The so-called “streetlight effect” has often fettered scientists who study complex hereditary diseases. The term refers to an old joke about a drunk searching for his lost keys under a streetlight. A cop asks, “Are you sure this is where you lost them?” The drunk says, “No, I lost them in the park, but the light is better here.”
For researchers who study the genetic roots of human diseases, most of the light has shone down on the 2 percent of the human genome that includes protein-coding DNA sequences.
“That’s fine. Lots of diseases are caused by mutations there, but those mutations are low-hanging fruit,” says University of Toronto (U.T.) professor Brendan Frey who studies genetic networks. “They’re easy to find because the mutation actually changes one amino acid to another one, and that very much changes the protein.”
The trouble is, many disease-related mutations also happen in noncoding regions of the genome—the parts that do not directly make proteins but that still regulate how genes behave. Scientists have long been aware of how valuable it would be to analyze the other 98 percent but there has not been a practical way to do it.
Now Frey has developed a “deep-learning” machine algorithm that effectively shines a light on the entire genome. A paper appearing December 18 in Science describes how this algorithm can identify patterns of mutation across coding and noncoding DNA alike. The algorithm can also predict how likely each variant is to contribute to a given disease. “Our method works very differently from existing methods,” says Frey, the study’s lead author. “GWAS-, QTL- and ENCODE-type approaches can’t figure out causal relationships. They can only correlate. Our system can predict whether or not a mutation will cause a change in RNA splicing that could lead to a disease phenotype.”
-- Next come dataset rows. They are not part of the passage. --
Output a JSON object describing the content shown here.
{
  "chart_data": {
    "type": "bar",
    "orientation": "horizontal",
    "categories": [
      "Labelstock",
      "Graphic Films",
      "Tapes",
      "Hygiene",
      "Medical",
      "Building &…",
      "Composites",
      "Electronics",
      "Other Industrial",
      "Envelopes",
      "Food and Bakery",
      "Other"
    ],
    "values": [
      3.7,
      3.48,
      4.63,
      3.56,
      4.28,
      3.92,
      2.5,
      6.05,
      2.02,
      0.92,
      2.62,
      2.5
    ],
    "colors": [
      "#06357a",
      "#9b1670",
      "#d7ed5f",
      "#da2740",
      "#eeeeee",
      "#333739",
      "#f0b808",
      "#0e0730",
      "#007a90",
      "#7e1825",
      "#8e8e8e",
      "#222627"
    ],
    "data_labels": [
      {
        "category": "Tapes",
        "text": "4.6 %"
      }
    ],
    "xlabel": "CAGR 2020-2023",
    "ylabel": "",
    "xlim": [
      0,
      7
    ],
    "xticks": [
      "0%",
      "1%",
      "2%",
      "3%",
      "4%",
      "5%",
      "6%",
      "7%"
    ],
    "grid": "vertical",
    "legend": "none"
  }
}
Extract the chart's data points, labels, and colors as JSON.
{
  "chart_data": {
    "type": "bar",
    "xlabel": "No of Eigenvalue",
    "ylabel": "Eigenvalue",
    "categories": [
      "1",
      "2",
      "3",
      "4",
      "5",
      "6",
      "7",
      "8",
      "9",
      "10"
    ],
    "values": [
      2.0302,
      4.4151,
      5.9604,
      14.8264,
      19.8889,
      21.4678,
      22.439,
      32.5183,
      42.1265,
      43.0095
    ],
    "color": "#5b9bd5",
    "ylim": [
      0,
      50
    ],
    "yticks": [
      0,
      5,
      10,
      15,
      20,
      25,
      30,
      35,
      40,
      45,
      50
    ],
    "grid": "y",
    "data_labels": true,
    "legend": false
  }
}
RNA splicing is one of the major steps in turning genetic blueprints into living organisms. Splicing determines which bits of DNA code get included in the messenger-RNA strings that build proteins. Different configurations yield different proteins. Misregulated splicing contributes to an estimated 15 to 60 percent of human genetic diseases.
Frey, a computer engineer who has a cross appointment in the university’s Department of Medical Research, trained his algorithm using millions of data points: DNA sequences, genetic variations and RNA splicing patterns. The algorithm was then able to extrapolate how likely it was that any of tens of thousands of mutations could cause a splicing error associated with a particular disease.
The research team tested the method on spinal muscular atrophy as well as nonpolyposis colorectal cancer. Frey says the team’s “most ambitious case” was its study of autism spectrum disorder; about 100 genes are known to be associated with it. In fact, many researchers think it is likely that autism comprises many disorders, each resulting from unique mutations but all resulting in common symptoms.
Working with U.T. autism researcher Stephen Scherer, Frey compared mutations in autism patients’ genomes with those of controls. Nothing unusual popped up. But when Frey and Scherer tested the genomes against the mutations flagged by Frey’s algorithm, they “saw patterns emerge.” According to Frey, “Kids with autism are more likely to have these ‘high-scoring’ mutations that change the meaning of the genome, and that are thought to be involved with brain functions and developmental functions.”
Not only did the algorithm’s analysis jibe with existing knowledge about autism genetics, it also identified 17 new disease-causing gene candidates. With each of the three diseases addressed in the study, the algorithm both made predictions that were consistent with existing data and also pointed toward additional regions of the genome where researchers might search next.
The combination of whole-genome analysis and predictive models for RNA splicing makes Frey’s method a major contribution to the field, according to Stephan Sanders, an assistant professor at the University of California, San Francisco, School of Medicine. “I’m looking forward to using this tool in larger data sets and really getting sense of how important splicing is,” he says. Sanders, who researches the genetic causes of diseases, notes Frey’s approach complements, rather than replaces, other methods of genetic analysis. “I think any genomist [sic] would agree that noncoding [areas of the genome] are hugely important. This method is a really novel way of getting at that,” he says.
Although other experts, along with the study’s authors, caution that it is a long journey from this type of research to new treatments, they also agree that Frey’s method reveals an important path toward that goal. “Whole-genome sequencing is absolutely essential,” says Robert Ring, chief science officer at Autism Speaks and the former head of Pfizer’s autism unit. “But making sense of it is really where the rubber hits the road. These guys are bringing machine learning to whole-genome data and developing new ways of finding where genetic changes might be clinically significant. This is where the likelihood of new treatments and diagnoses are.”